1a. Objectives (from AD-416):
Transfer high levels of resistance to soybean cyst nematode from Glycine tomentella to soybean.
1b. Approach (from AD-416):
Working with scientists at the University of Illinois we have developed and perfected techniques for successfully deriving fertile progeny from crosses between soybean and a distant, perennial relative, Glycine tomentella. We are the only place in the world that this research has been successfully completed. The Glycine tomentella parent that we are currently using is a tetraploid with 2n=78 chromosomes and is nearly immune to the two common soybean cyst nematode (SCN) biotypes to which it has been tested. Glycine tomentella and soybean do not share the same genome so developing genetically stable lines from such a cross requires extraordinary means. Traditional cross pollination techniques are used but to keep embryos from aborting a daily hormonal spray is applied for 30 days. Approximately a month after pollination, the embryos are excised and placed on a culture medium. With proper control of the medium the embryo can be induced to produce callus from which many plantlets can be derived. A different medium is used to stimulate root development and eventually the plant can be transplanted and grown to maturity in the greenhouse. The hybrid plant has 39 Glycine tomentella chromosomes and 20 soybean chromosomes and is sterile. Treatment with colchicine is used to double the chromosome number to produce a plant with a full complement of chromosomes from both species. This plant is then backcrossed to soybean.
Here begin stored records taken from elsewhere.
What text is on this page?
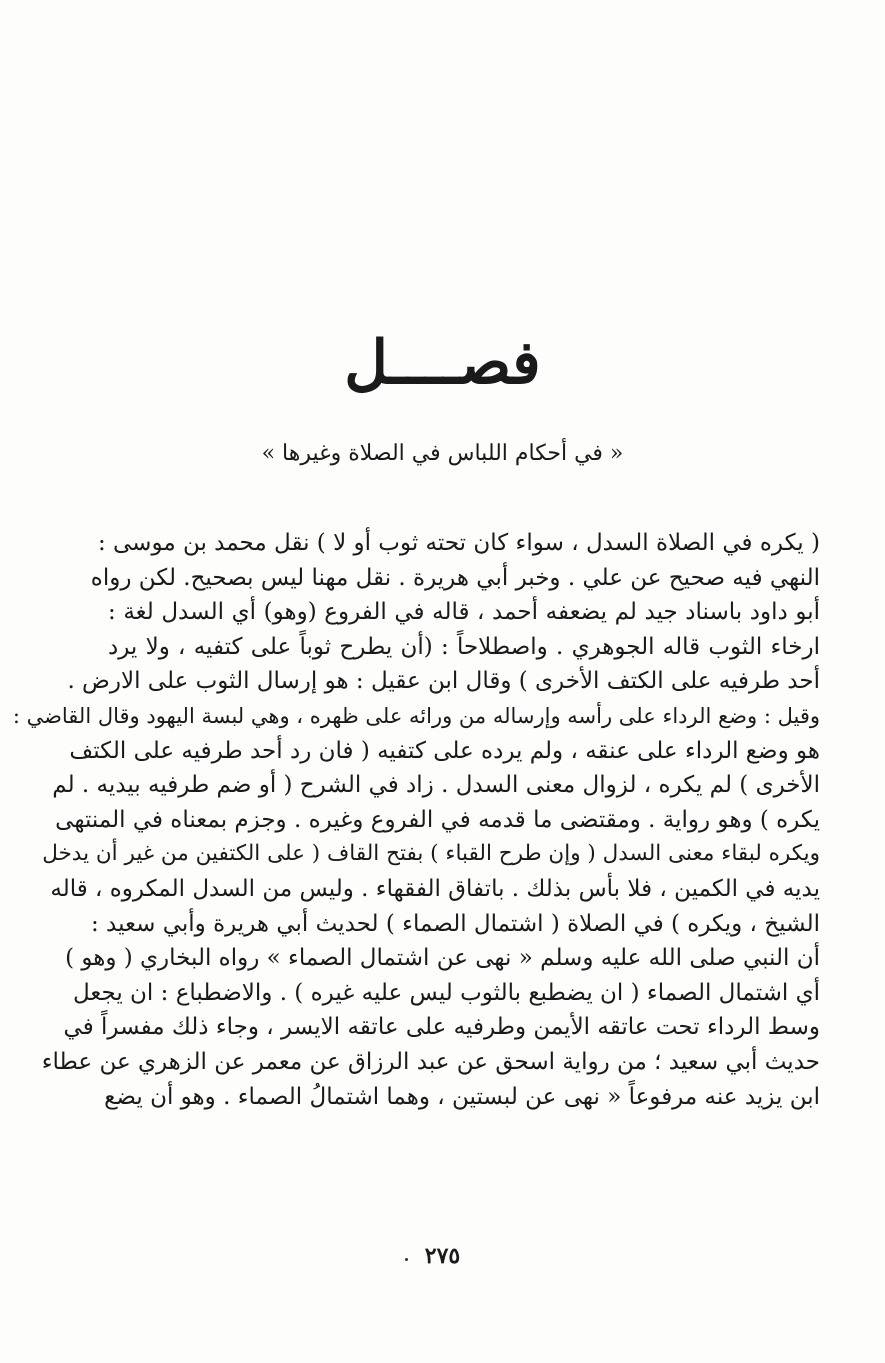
فصــــل
« في أحكام اللباس في الصلاة وغيرها »
( يكره في الصلاة السدل ، سواء كان تحته ثوب أو لا ) نقل محمد بن موسى :
النهي فيه صحيح عن علي . وخبر أبي هريرة . نقل مهنا ليس بصحيح. لكن رواه
أبو داود باسناد جيد لم يضعفه أحمد ، قاله في الفروع (وهو) أي السدل لغة :
ارخاء الثوب قاله الجوهري . واصطلاحاً : (أن يطرح ثوباً على كتفيه ، ولا يرد
أحد طرفيه على الكتف الأخرى ) وقال ابن عقيل : هو إرسال الثوب على الارض .
وقيل : وضع الرداء على رأسه وإرساله من ورائه على ظهره ، وهي لبسة اليهود وقال القاضي :
هو وضع الرداء على عنقه ، ولم يرده على كتفيه ( فان رد أحد طرفيه على الكتف
الأخرى ) لم يكره ، لزوال معنى السدل . زاد في الشرح ( أو ضم طرفيه بيديه . لم
يكره ) وهو رواية . ومقتضى ما قدمه في الفروع وغيره . وجزم بمعناه في المنتهى
ويكره لبقاء معنى السدل ( وإن طرح القباء ) بفتح القاف ( على الكتفين من غير أن يدخل
يديه في الكمين ، فلا بأس بذلك . باتفاق الفقهاء . وليس من السدل المكروه ، قاله
الشيخ ، ويكره ) في الصلاة ( اشتمال الصماء ) لحديث أبي هريرة وأبي سعيد :
أن النبي صلى الله عليه وسلم « نهى عن اشتمال الصماء » رواه البخاري ( وهو )
أي اشتمال الصماء ( ان يضطبع بالثوب ليس عليه غيره ) . والاضطباع : ان يجعل
وسط الرداء تحت عاتقه الأيمن وطرفيه على عاتقه الايسر ، وجاء ذلك مفسراً في
حديث أبي سعيد ؛ من رواية اسحق عن عبد الرزاق عن معمر عن الزهري عن عطاء
ابن يزيد عنه مرفوعاً « نهى عن لبستين ، وهما اشتمالُ الصماء . وهو أن يضع
٢٧٥
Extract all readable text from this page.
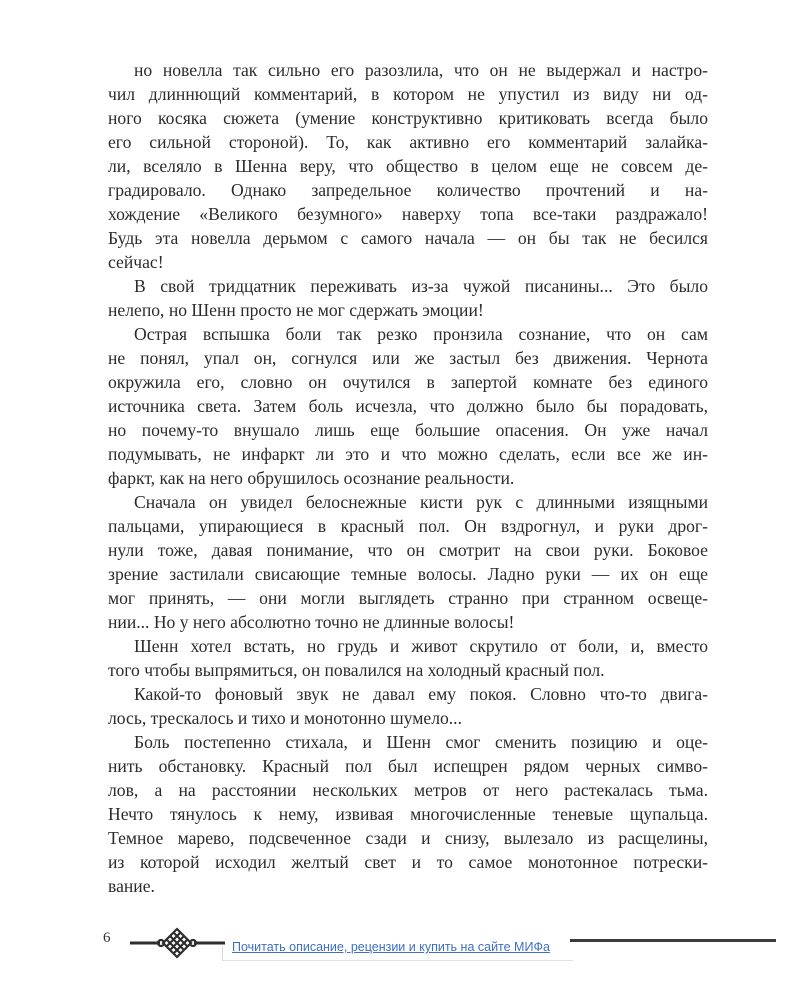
но новелла так сильно его разозлила, что он не выдержал и настро-
чил длиннющий комментарий, в котором не упустил из виду ни од-
ного косяка сюжета (умение конструктивно критиковать всегда было
его сильной стороной). То, как активно его комментарий залайка-
ли, вселяло в Шенна веру, что общество в целом еще не совсем де-
градировало. Однако запредельное количество прочтений и на-
хождение «Великого безумного» наверху топа все-таки раздражало!
Будь эта новелла дерьмом с самого начала — он бы так не бесился
сейчас!

В свой тридцатник переживать из-за чужой писанины... Это было
нелепо, но Шенн просто не мог сдержать эмоции!

Острая вспышка боли так резко пронзила сознание, что он сам
не понял, упал он, согнулся или же застыл без движения. Чернота
окружила его, словно он очутился в запертой комнате без единого
источника света. Затем боль исчезла, что должно было бы порадовать,
но почему-то внушало лишь еще большие опасения. Он уже начал
подумывать, не инфаркт ли это и что можно сделать, если все же ин-
фаркт, как на него обрушилось осознание реальности.

Сначала он увидел белоснежные кисти рук с длинными изящными
пальцами, упирающиеся в красный пол. Он вздрогнул, и руки дрог-
нули тоже, давая понимание, что он смотрит на свои руки. Боковое
зрение застилали свисающие темные волосы. Ладно руки — их он еще
мог принять, — они могли выглядеть странно при странном освеще-
нии... Но у него абсолютно точно не длинные волосы!

Шенн хотел встать, но грудь и живот скрутило от боли, и, вместо
того чтобы выпрямиться, он повалился на холодный красный пол.

Какой-то фоновый звук не давал ему покоя. Словно что-то двига-
лось, трескалось и тихо и монотонно шумело...

Боль постепенно стихала, и Шенн смог сменить позицию и оце-
нить обстановку. Красный пол был испещрен рядом черных симво-
лов, а на расстоянии нескольких метров от него растекалась тьма.
Нечто тянулось к нему, извивая многочисленные теневые щупальца.
Темное марево, подсвеченное сзади и снизу, вылезало из расщелины,
из которой исходил желтый свет и то самое монотонное потрески-
вание.

6
Почитать описание, рецензии и купить на сайте МИФа
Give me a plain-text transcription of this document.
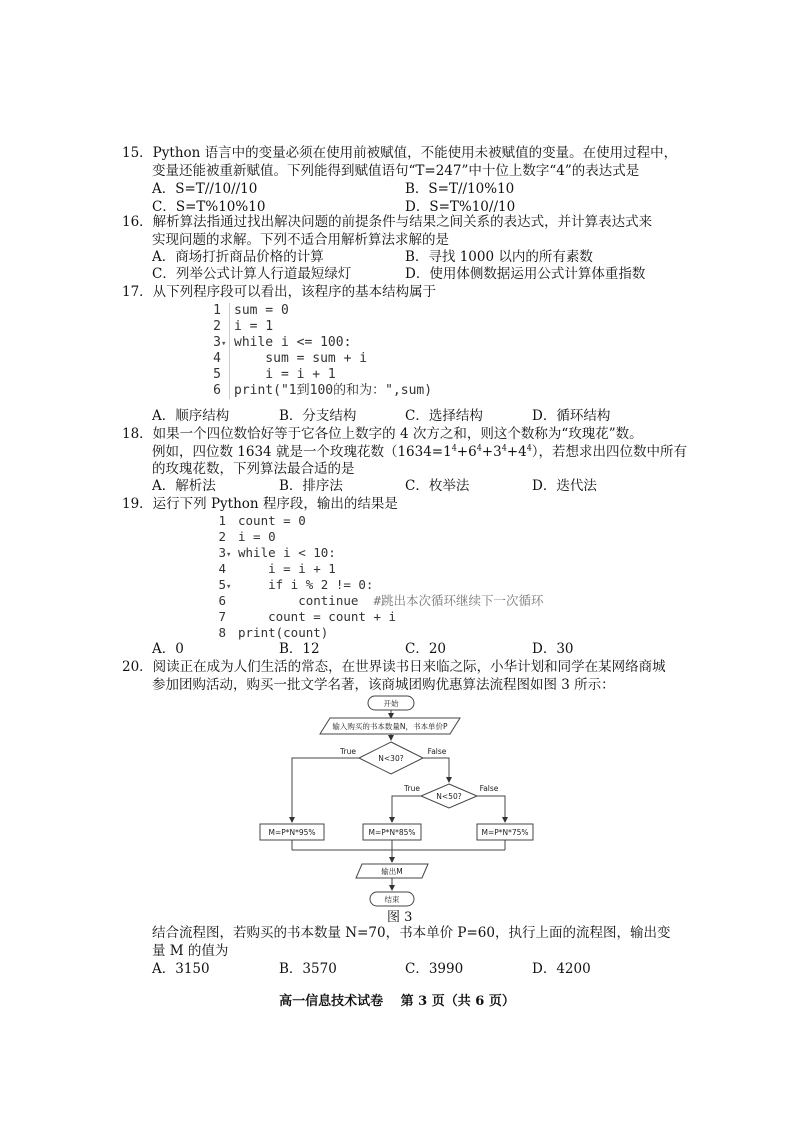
15．Python 语言中的变量必须在使用前被赋值，不能使用未被赋值的变量。在使用过程中，
变量还能被重新赋值。下列能得到赋值语句“T=247”中十位上数字“4”的表达式是
A．S=T//10//10	B．S=T//10%10
C．S=T%10%10	D．S=T%10//10
16．解析算法指通过找出解决问题的前提条件与结果之间关系的表达式，并计算表达式来
实现问题的求解。下列不适合用解析算法求解的是
A．商场打折商品价格的计算	B．寻找 1000 以内的所有素数
C．列举公式计算人行道最短绿灯	D．使用体侧数据运用公式计算体重指数
17．从下列程序段可以看出，该程序的基本结构属于
1 sum = 0
2 i = 1
3▾ while i <= 100:
4    sum = sum + i
5    i = i + 1
6 print("1到100的和为：",sum)
A．顺序结构	B．分支结构	C．选择结构	D．循环结构
18．如果一个四位数恰好等于它各位上数字的 4 次方之和，则这个数称为“玫瑰花”数。
例如，四位数 1634 就是一个玫瑰花数$(1634=1^4+6^4+3^4+4^4)$，若想求出四位数中所有
的玫瑰花数，下列算法最合适的是
A．解析法	B．排序法	C．枚举法	D．迭代法
19．运行下列 Python 程序段，输出的结果是
1 count = 0
2 i = 0
3▾ while i < 10:
4    i = i + 1
5▾    if i % 2 != 0:
6        continue  #跳出本次循环继续下一次循环
7    count = count + i
8 print(count)
A．0	B．12	C．20	D．30
20．阅读正在成为人们生活的常态，在世界读书日来临之际，小华计划和同学在某网络商城
参加团购活动，购买一批文学名著，该商城团购优惠算法流程图如图 3 所示：
开始
输入购买的书本数量N，书本单价P
N<30?
N<50?
True	False
True	False
M=P*N*95%	M=P*N*85%	M=P*N*75%
输出M
结束
图 3
结合流程图，若购买的书本数量 N=70，书本单价 P=60，执行上面的流程图，输出变
量 M 的值为
A．3150	B．3570	C．3990	D．4200
高一信息技术试卷　 第 3 页（共 6 页）
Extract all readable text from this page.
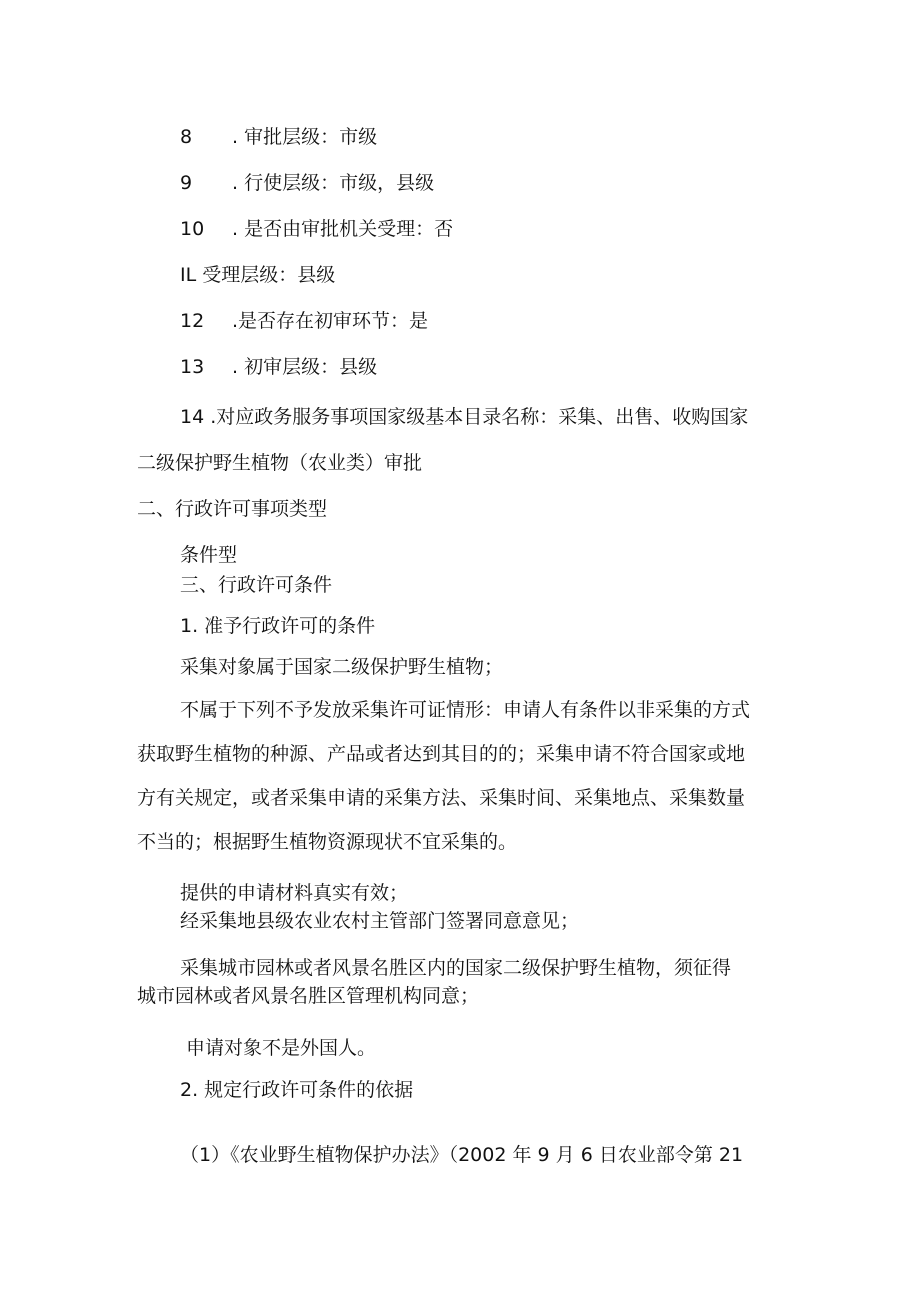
8 . 审批层级：市级
9 . 行使层级：市级，县级
10 . 是否由审批机关受理：否
IL 受理层级：县级
12 .是否存在初审环节：是
13 . 初审层级：县级
14 .对应政务服务事项国家级基本目录名称：采集、出售、收购国家
二级保护野生植物（农业类）审批
二、行政许可事项类型
条件型
三、行政许可条件
1. 准予行政许可的条件
采集对象属于国家二级保护野生植物；
不属于下列不予发放采集许可证情形：申请人有条件以非采集的方式
获取野生植物的种源、产品或者达到其目的的；采集申请不符合国家或地
方有关规定，或者采集申请的采集方法、采集时间、采集地点、采集数量
不当的；根据野生植物资源现状不宜采集的。
提供的申请材料真实有效；
经采集地县级农业农村主管部门签署同意意见；
采集城市园林或者风景名胜区内的国家二级保护野生植物，须征得
城市园林或者风景名胜区管理机构同意；
申请对象不是外国人。
2. 规定行政许可条件的依据
（1）《农业野生植物保护办法》（2002 年 9 月 6 日农业部令第 21
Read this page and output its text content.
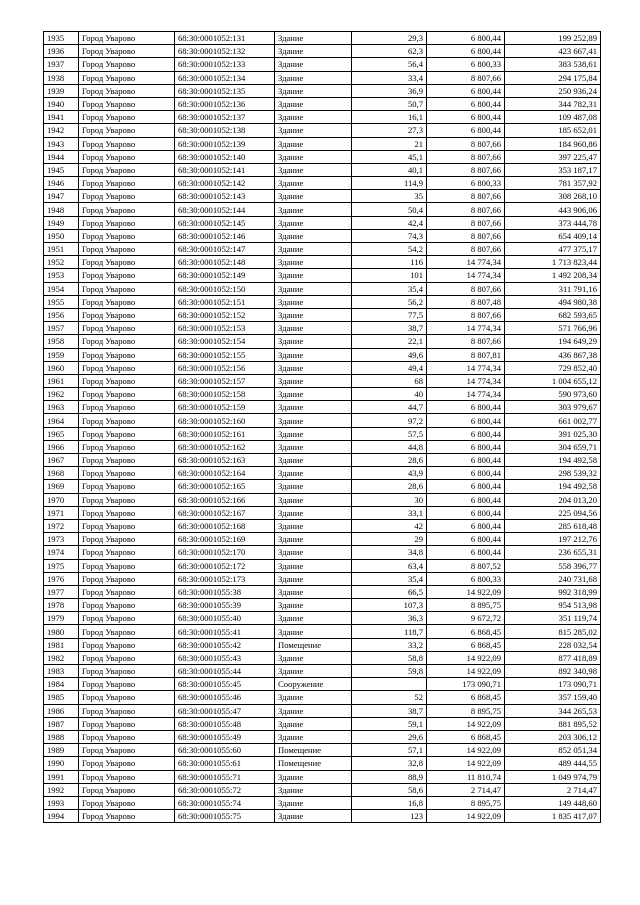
1935	Город Уварово	68:30:0001052:131	Здание	29,3	6 800,44	199 252,89
1936	Город Уварово	68:30:0001052:132	Здание	62,3	6 800,44	423 667,41
1937	Город Уварово	68:30:0001052:133	Здание	56,4	6 800,33	383 538,61
1938	Город Уварово	68:30:0001052:134	Здание	33,4	8 807,66	294 175,84
1939	Город Уварово	68:30:0001052:135	Здание	36,9	6 800,44	250 936,24
1940	Город Уварово	68:30:0001052:136	Здание	50,7	6 800,44	344 782,31
1941	Город Уварово	68:30:0001052:137	Здание	16,1	6 800,44	109 487,08
1942	Город Уварово	68:30:0001052:138	Здание	27,3	6 800,44	185 652,01
1943	Город Уварово	68:30:0001052:139	Здание	21	8 807,66	184 960,86
1944	Город Уварово	68:30:0001052:140	Здание	45,1	8 807,66	397 225,47
1945	Город Уварово	68:30:0001052:141	Здание	40,1	8 807,66	353 187,17
1946	Город Уварово	68:30:0001052:142	Здание	114,9	6 800,33	781 357,92
1947	Город Уварово	68:30:0001052:143	Здание	35	8 807,66	308 268,10
1948	Город Уварово	68:30:0001052:144	Здание	50,4	8 807,66	443 906,06
1949	Город Уварово	68:30:0001052:145	Здание	42,4	8 807,66	373 444,78
1950	Город Уварово	68:30:0001052:146	Здание	74,3	8 807,66	654 409,14
1951	Город Уварово	68:30:0001052:147	Здание	54,2	8 807,66	477 375,17
1952	Город Уварово	68:30:0001052:148	Здание	116	14 774,34	1 713 823,44
1953	Город Уварово	68:30:0001052:149	Здание	101	14 774,34	1 492 208,34
1954	Город Уварово	68:30:0001052:150	Здание	35,4	8 807,66	311 791,16
1955	Город Уварово	68:30:0001052:151	Здание	56,2	8 807,48	494 980,38
1956	Город Уварово	68:30:0001052:152	Здание	77,5	8 807,66	682 593,65
1957	Город Уварово	68:30:0001052:153	Здание	38,7	14 774,34	571 766,96
1958	Город Уварово	68:30:0001052:154	Здание	22,1	8 807,66	194 649,29
1959	Город Уварово	68:30:0001052:155	Здание	49,6	8 807,81	436 867,38
1960	Город Уварово	68:30:0001052:156	Здание	49,4	14 774,34	729 852,40
1961	Город Уварово	68:30:0001052:157	Здание	68	14 774,34	1 004 655,12
1962	Город Уварово	68:30:0001052:158	Здание	40	14 774,34	590 973,60
1963	Город Уварово	68:30:0001052:159	Здание	44,7	6 800,44	303 979,67
1964	Город Уварово	68:30:0001052:160	Здание	97,2	6 800,44	661 002,77
1965	Город Уварово	68:30:0001052:161	Здание	57,5	6 800,44	391 025,30
1966	Город Уварово	68:30:0001052:162	Здание	44,8	6 800,44	304 659,71
1967	Город Уварово	68:30:0001052:163	Здание	28,6	6 800,44	194 492,58
1968	Город Уварово	68:30:0001052:164	Здание	43,9	6 800,44	298 539,32
1969	Город Уварово	68:30:0001052:165	Здание	28,6	6 800,44	194 492,58
1970	Город Уварово	68:30:0001052:166	Здание	30	6 800,44	204 013,20
1971	Город Уварово	68:30:0001052:167	Здание	33,1	6 800,44	225 094,56
1972	Город Уварово	68:30:0001052:168	Здание	42	6 800,44	285 618,48
1973	Город Уварово	68:30:0001052:169	Здание	29	6 800,44	197 212,76
1974	Город Уварово	68:30:0001052:170	Здание	34,8	6 800,44	236 655,31
1975	Город Уварово	68:30:0001052:172	Здание	63,4	8 807,52	558 396,77
1976	Город Уварово	68:30:0001052:173	Здание	35,4	6 800,33	240 731,68
1977	Город Уварово	68:30:0001055:38	Здание	66,5	14 922,09	992 318,99
1978	Город Уварово	68:30:0001055:39	Здание	107,3	8 895,75	954 513,98
1979	Город Уварово	68:30:0001055:40	Здание	36,3	9 672,72	351 119,74
1980	Город Уварово	68:30:0001055:41	Здание	118,7	6 868,45	815 285,02
1981	Город Уварово	68:30:0001055:42	Помещение	33,2	6 868,45	228 032,54
1982	Город Уварово	68:30:0001055:43	Здание	58,8	14 922,09	877 418,89
1983	Город Уварово	68:30:0001055:44	Здание	59,8	14 922,09	892 340,98
1984	Город Уварово	68:30:0001055:45	Сооружение		173 090,71	173 090,71
1985	Город Уварово	68:30:0001055:46	Здание	52	6 868,45	357 159,40
1986	Город Уварово	68:30:0001055:47	Здание	38,7	8 895,75	344 265,53
1987	Город Уварово	68:30:0001055:48	Здание	59,1	14 922,09	881 895,52
1988	Город Уварово	68:30:0001055:49	Здание	29,6	6 868,45	203 306,12
1989	Город Уварово	68:30:0001055:60	Помещение	57,1	14 922,09	852 051,34
1990	Город Уварово	68:30:0001055:61	Помещение	32,8	14 922,09	489 444,55
1991	Город Уварово	68:30:0001055:71	Здание	88,9	11 810,74	1 049 974,79
1992	Город Уварово	68:30:0001055:72	Здание	58,6	2 714,47	2 714,47
1993	Город Уварово	68:30:0001055:74	Здание	16,8	8 895,75	149 448,60
1994	Город Уварово	68:30:0001055:75	Здание	123	14 922,09	1 835 417,07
The first backcross progeny has all 40 soybean chromosomes and one copy of each Glycine tomentella chromosome. We will develop many different second backcross lines to increase the probability that of all Glycine tomentella chromosomes will be represented in advanced backcross populations. As we continue to backcross, the Glycine tomentella chromosomes are randomly lost but in each cycle of crossing the possibility of transferring genes from Glycine tomentella exists. There are two goals either of which can occur after 3 to 5 backcrosses. We will develop fully fertile, genetically stable soybean lines with 2n=40 chromosomes with introgressed genes from Glycine tomentella or we can identify fertile, genetically stable lines with 2n=42 that have 40 soybean chromosomes and one pair of Glycine tomentella chromosomes. To date we have produced nearly 3000 fertile, genetically stable lines and will continue to produce new lines each year. These lines will be evaluated to identify those with SCN resistance.
3. Progress Report:
We screened the Glycine tomentella parent to two additional soybean cyst nematode (SCN) biotypes (Hg type 1 and Hg type 1.2) and no cysts were found on the 12 to 14 plants that were inoculated with each biotype. We harvested several thousand lines and single plants derived from soybean by Glycine tomentella crosses. These will used for future testing for SCN resistance. Another 500 lines derived from soybean by Glycine tomentella crosses were screened for resistance to SCN in one replication tests. Twenty lines were identified with at least moderate levels of resistance. These lines had female indexes between 1 and 40. Lines as susceptible as the susceptible check will have a female index of 100. These lines will be screened in future replicated tests.